10 Key Moodle Terms Explained [Part 1]

May 26, 2015 By Moodle

What is the difference between the Front page and the dashboard? Does Enrolment mean how people join my site? Why do I need blocks and who exactly are Partners? Since Moodle can be a little bit intimidating to beginners who haven’t heard of the specific terms before, here’s a quick guide explaining ten important Moodle terms.

Front page or Dashboard?
The page you see when not logged in is the Front page of your Moodle site. Unless you decide to force users to log in before they can see anything, you can use your front page as an attractive gateway to your courses and introduction to your organisation. The dashboard is what users will see once logged in, and it’s a customisable page specific to each person. The admin can decide whether to force display of  the dashboard or the front page once logged in, or  give users the choice.

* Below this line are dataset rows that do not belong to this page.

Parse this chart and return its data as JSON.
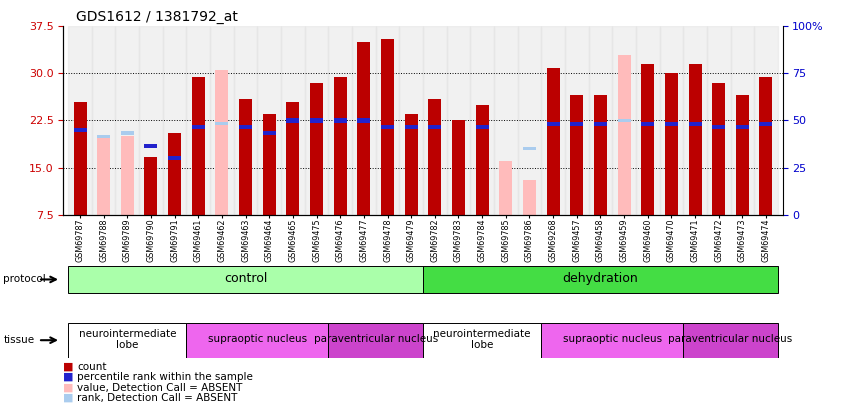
{
  "title": "GDS1612 / 1381792_at",
  "samples": [
    "GSM69787",
    "GSM69788",
    "GSM69789",
    "GSM69790",
    "GSM69791",
    "GSM69461",
    "GSM69462",
    "GSM69463",
    "GSM69464",
    "GSM69465",
    "GSM69475",
    "GSM69476",
    "GSM69477",
    "GSM69478",
    "GSM69479",
    "GSM69782",
    "GSM69783",
    "GSM69784",
    "GSM69785",
    "GSM69786",
    "GSM69268",
    "GSM69457",
    "GSM69458",
    "GSM69459",
    "GSM69460",
    "GSM69470",
    "GSM69471",
    "GSM69472",
    "GSM69473",
    "GSM69474"
  ],
  "count_vals": [
    25.5,
    null,
    null,
    16.7,
    20.5,
    29.5,
    null,
    26.0,
    23.5,
    25.5,
    28.5,
    29.5,
    35.0,
    35.5,
    23.5,
    26.0,
    22.5,
    25.0,
    null,
    null,
    30.8,
    26.5,
    26.5,
    null,
    31.5,
    30.0,
    31.5,
    28.5,
    26.5,
    29.5
  ],
  "absent_vals": [
    null,
    20.0,
    20.0,
    null,
    null,
    null,
    30.5,
    null,
    null,
    null,
    null,
    null,
    null,
    null,
    null,
    null,
    null,
    null,
    16.0,
    13.0,
    null,
    null,
    null,
    33.0,
    null,
    null,
    null,
    null,
    null,
    null
  ],
  "rank_vals": [
    21.0,
    null,
    null,
    18.5,
    16.5,
    21.5,
    null,
    21.5,
    20.5,
    22.5,
    22.5,
    22.5,
    22.5,
    21.5,
    21.5,
    21.5,
    null,
    21.5,
    null,
    null,
    22.0,
    22.0,
    22.0,
    null,
    22.0,
    22.0,
    22.0,
    21.5,
    21.5,
    22.0
  ],
  "absent_rank": [
    null,
    20.0,
    20.5,
    null,
    null,
    null,
    22.0,
    null,
    null,
    null,
    null,
    null,
    null,
    null,
    null,
    null,
    null,
    null,
    null,
    18.0,
    null,
    null,
    null,
    22.5,
    null,
    null,
    null,
    null,
    null,
    null
  ],
  "ymin": 7.5,
  "ymax": 37.5,
  "yticks_left": [
    7.5,
    15.0,
    22.5,
    30.0,
    37.5
  ],
  "yticks_right_pct": [
    0,
    25,
    50,
    75,
    100
  ],
  "bar_color": "#bb0000",
  "absent_bar_color": "#ffbbbb",
  "rank_color": "#2222cc",
  "absent_rank_color": "#aaccee",
  "bar_width": 0.55,
  "protocol_groups": [
    {
      "label": "control",
      "start": 0,
      "end": 14,
      "color": "#aaffaa"
    },
    {
      "label": "dehydration",
      "start": 15,
      "end": 29,
      "color": "#44dd44"
    }
  ],
  "tissue_groups": [
    {
      "label": "neurointermediate\nlobe",
      "start": 0,
      "end": 4,
      "color": "#ffffff"
    },
    {
      "label": "supraoptic nucleus",
      "start": 5,
      "end": 10,
      "color": "#ee66ee"
    },
    {
      "label": "paraventricular nucleus",
      "start": 11,
      "end": 14,
      "color": "#cc44cc"
    },
    {
      "label": "neurointermediate\nlobe",
      "start": 15,
      "end": 19,
      "color": "#ffffff"
    },
    {
      "label": "supraoptic nucleus",
      "start": 20,
      "end": 25,
      "color": "#ee66ee"
    },
    {
      "label": "paraventricular nucleus",
      "start": 26,
      "end": 29,
      "color": "#cc44cc"
    }
  ],
  "legend_items": [
    {
      "label": "count",
      "color": "#bb0000"
    },
    {
      "label": "percentile rank within the sample",
      "color": "#2222cc"
    },
    {
      "label": "value, Detection Call = ABSENT",
      "color": "#ffbbbb"
    },
    {
      "label": "rank, Detection Call = ABSENT",
      "color": "#aaccee"
    }
  ]
}
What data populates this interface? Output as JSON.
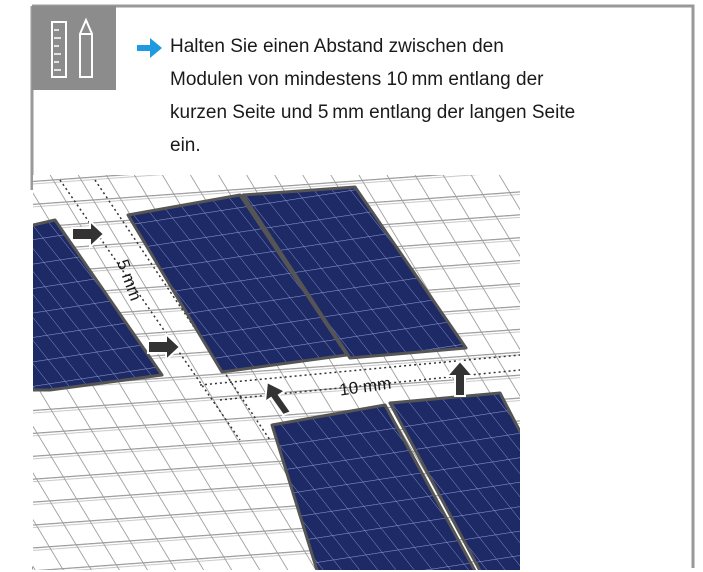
{
  "instruction": {
    "lines": [
      "Halten Sie einen Abstand zwischen den",
      "Modulen von mindestens 10 mm entlang der",
      "kurzen Seite und 5 mm entlang der langen Seite",
      "ein."
    ]
  },
  "illustration": {
    "gap_long_label": "5 mm",
    "gap_short_label": "10 mm"
  }
}
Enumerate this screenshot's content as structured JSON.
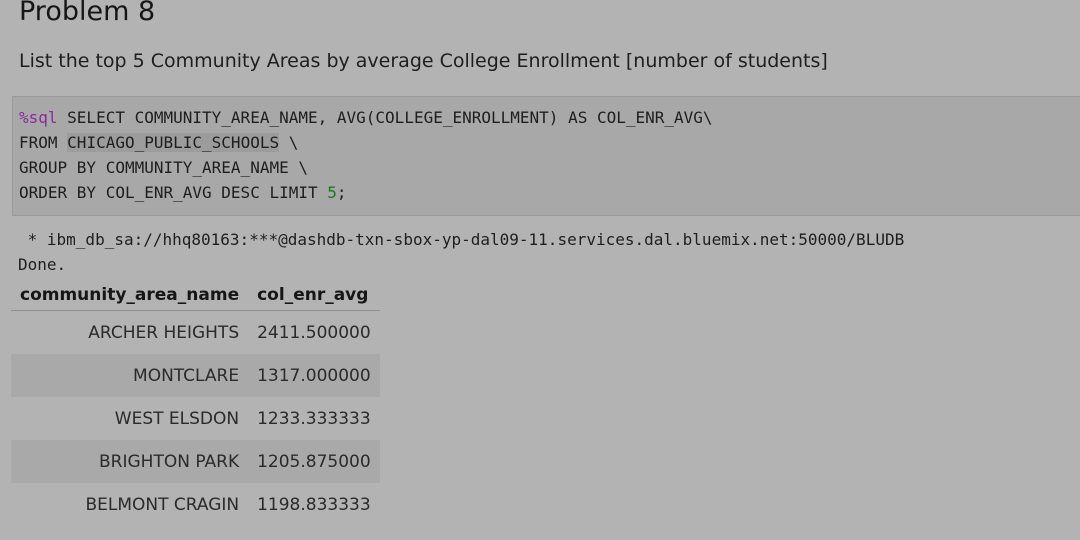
{
  "heading": "Problem 8",
  "description": "List the top 5 Community Areas by average College Enrollment [number of students]",
  "code": {
    "magic": "%sql",
    "line1_rest": " SELECT COMMUNITY_AREA_NAME, AVG(COLLEGE_ENROLLMENT) AS COL_ENR_AVG\\",
    "line2_pre": "FROM ",
    "line2_table": "CHICAGO_PUBLIC_SCHOOLS",
    "line2_post": " \\",
    "line3": "GROUP BY COMMUNITY_AREA_NAME \\",
    "line4_pre": "ORDER BY COL_ENR_AVG DESC LIMIT ",
    "line4_num": "5",
    "line4_post": ";"
  },
  "output": {
    "connection": " * ibm_db_sa://hhq80163:***@dashdb-txn-sbox-yp-dal09-11.services.dal.bluemix.net:50000/BLUDB",
    "status": "Done."
  },
  "table": {
    "headers": [
      "community_area_name",
      "col_enr_avg"
    ],
    "rows": [
      [
        "ARCHER HEIGHTS",
        "2411.500000"
      ],
      [
        "MONTCLARE",
        "1317.000000"
      ],
      [
        "WEST ELSDON",
        "1233.333333"
      ],
      [
        "BRIGHTON PARK",
        "1205.875000"
      ],
      [
        "BELMONT CRAGIN",
        "1198.833333"
      ]
    ]
  },
  "colors": {
    "background": "#b3b3b3",
    "code_background": "#a8a8a8",
    "magic": "#8a2a9c",
    "number": "#1a7a1a"
  }
}
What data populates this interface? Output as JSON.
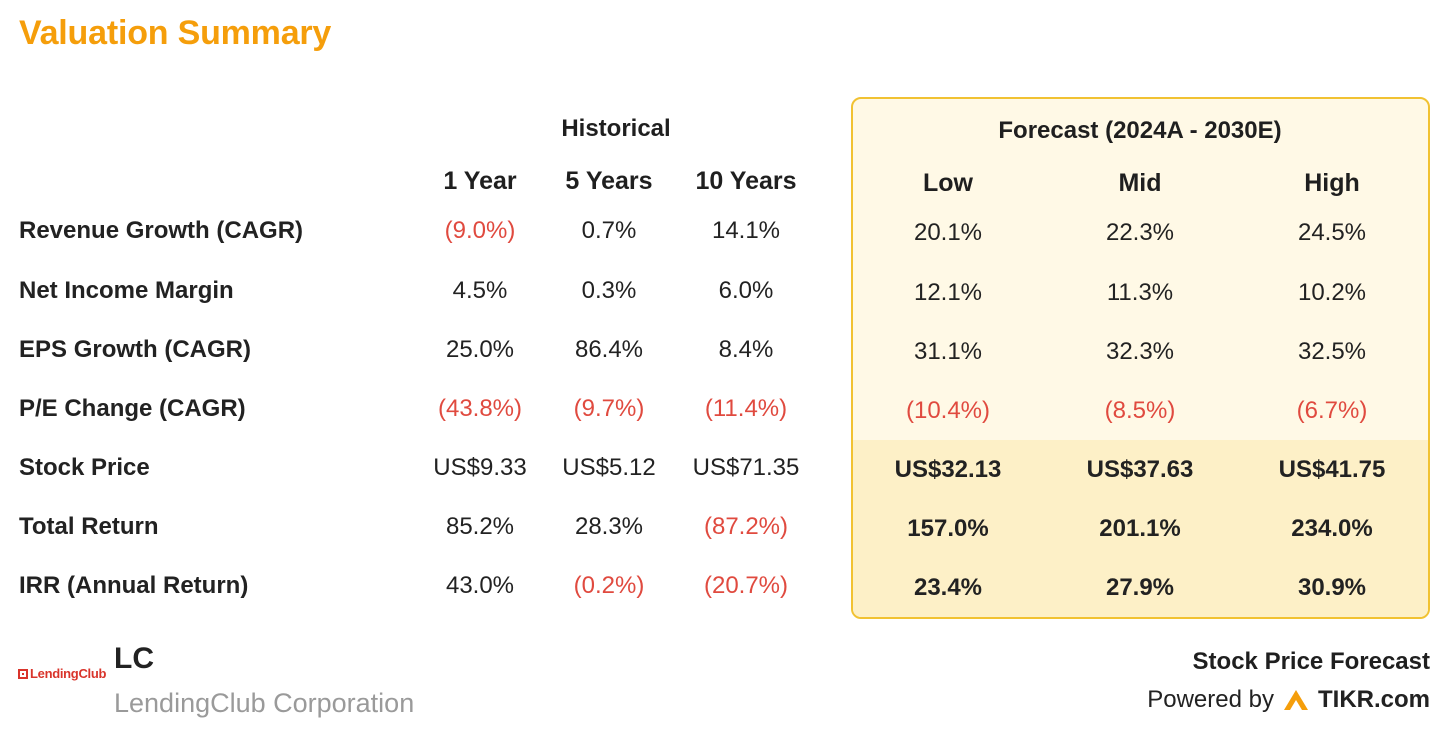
{
  "title": "Valuation Summary",
  "colors": {
    "accent": "#f59e0b",
    "negative": "#e04a3f",
    "forecast_bg": "#fff9e6",
    "forecast_border": "#f1c232"
  },
  "headers": {
    "historical_group": "Historical",
    "forecast_group": "Forecast (2024A - 2030E)",
    "columns": [
      "1 Year",
      "5 Years",
      "10 Years",
      "Low",
      "Mid",
      "High"
    ]
  },
  "rows": [
    {
      "label": "Revenue Growth (CAGR)",
      "values": [
        "(9.0%)",
        "0.7%",
        "14.1%",
        "20.1%",
        "22.3%",
        "24.5%"
      ]
    },
    {
      "label": "Net Income Margin",
      "values": [
        "4.5%",
        "0.3%",
        "6.0%",
        "12.1%",
        "11.3%",
        "10.2%"
      ]
    },
    {
      "label": "EPS Growth (CAGR)",
      "values": [
        "25.0%",
        "86.4%",
        "8.4%",
        "31.1%",
        "32.3%",
        "32.5%"
      ]
    },
    {
      "label": "P/E Change (CAGR)",
      "values": [
        "(43.8%)",
        "(9.7%)",
        "(11.4%)",
        "(10.4%)",
        "(8.5%)",
        "(6.7%)"
      ]
    },
    {
      "label": "Stock Price",
      "values": [
        "US$9.33",
        "US$5.12",
        "US$71.35",
        "US$32.13",
        "US$37.63",
        "US$41.75"
      ]
    },
    {
      "label": "Total Return",
      "values": [
        "85.2%",
        "28.3%",
        "(87.2%)",
        "157.0%",
        "201.1%",
        "234.0%"
      ]
    },
    {
      "label": "IRR (Annual Return)",
      "values": [
        "43.0%",
        "(0.2%)",
        "(20.7%)",
        "23.4%",
        "27.9%",
        "30.9%"
      ]
    }
  ],
  "company": {
    "logo_text": "LendingClub",
    "ticker": "LC",
    "name": "LendingClub Corporation"
  },
  "footer": {
    "label": "Stock Price Forecast",
    "powered_by": "Powered by",
    "brand": "TIKR.com"
  }
}
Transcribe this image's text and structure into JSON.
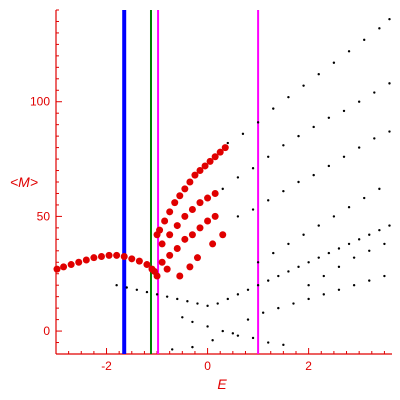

Enrolment or Authentication?
These two terms are often misunderstood and so it’s useful to know the difference. In order to take a course on your Moodle site, a user must first log in or be logged in, and then be allowed access to the course they need to take. The process of getting an account and logging into the Moodle site is called Authentication and there are many ways to to this. For example, you might allow users to create their own accounts on the site – that’s called Email-based self-registration – or you might make their accounts for them – those are Manual accounts Once on the site, users then need to get into the chosen course and that is Enrolment. Again, there are many different enrolment methods, one popular one being Self enrolment where students click a button to add themselves to the course. If you’re advertising paid-for courses then  Paypal enrolment can assist with the financial aspect.

In Moodle terminology, a Course is the online area where a teacher/instructor/educator adds the learning content for their students. Organisations who find the  ‘course’ unsuitable can change the wording via Language customisation to, for example ‘module’ or ‘learning space’. The layout of a course can be altered by using different Course formats and the display enhanced by the choice of theme.

Themes provide a “skin” to completely change the look and feel of your site (or even an individual course). With the standard More theme being highly customisable, and the community offering well over a hundred contributed themes, there’s no excuse for a plain-looking Moodle site!

Resources, Activities or Blocks?
When adding an item to your course  page, you’ll be presented with the option of adding a resource or an activity. If you click the radio button next to an item it will explain what it does on the right hand side of the Activity chooser. In short, a Resource is a static item that a teacher can use to support learning, such as a file or link, whereas an Activity requires the student to get involved (active) in the course, taking a quiz or uploading an assignment for example. As a general rule, courses with many activities tend to be more engaging than courses with many resources, but Moodle is flexible enough to support both. Alongside (literally!) resources and activities, are Blocks, which can be added to the left or right of any course page. They may also be added to the centre of the dashboard. They enhance learning and course management by providing additional features such as the display of Activity results.

Moodle is provided freely as Open Source software, under the GNU General Public License. Anyone can adapt, extend or modify Moodle for both commercial and non-commercial projects without any licensing fees and benefit from the cost-efficiencies, flexibility and other advantages of using Moodle. However, some people might prefer to hand over the hassle of installing and maintaining Moodle to an official Moodle services provider, known as a Partner.  Moodle Partners have been certified by Moodle to provide quality, expert services. Moodle Partners contribute 10% of their earnings to support the development and maintenance of the Moodle project. They can provide customisations to and beyond the standard features, enabling you to have a tailor-made Moodle site unique to you.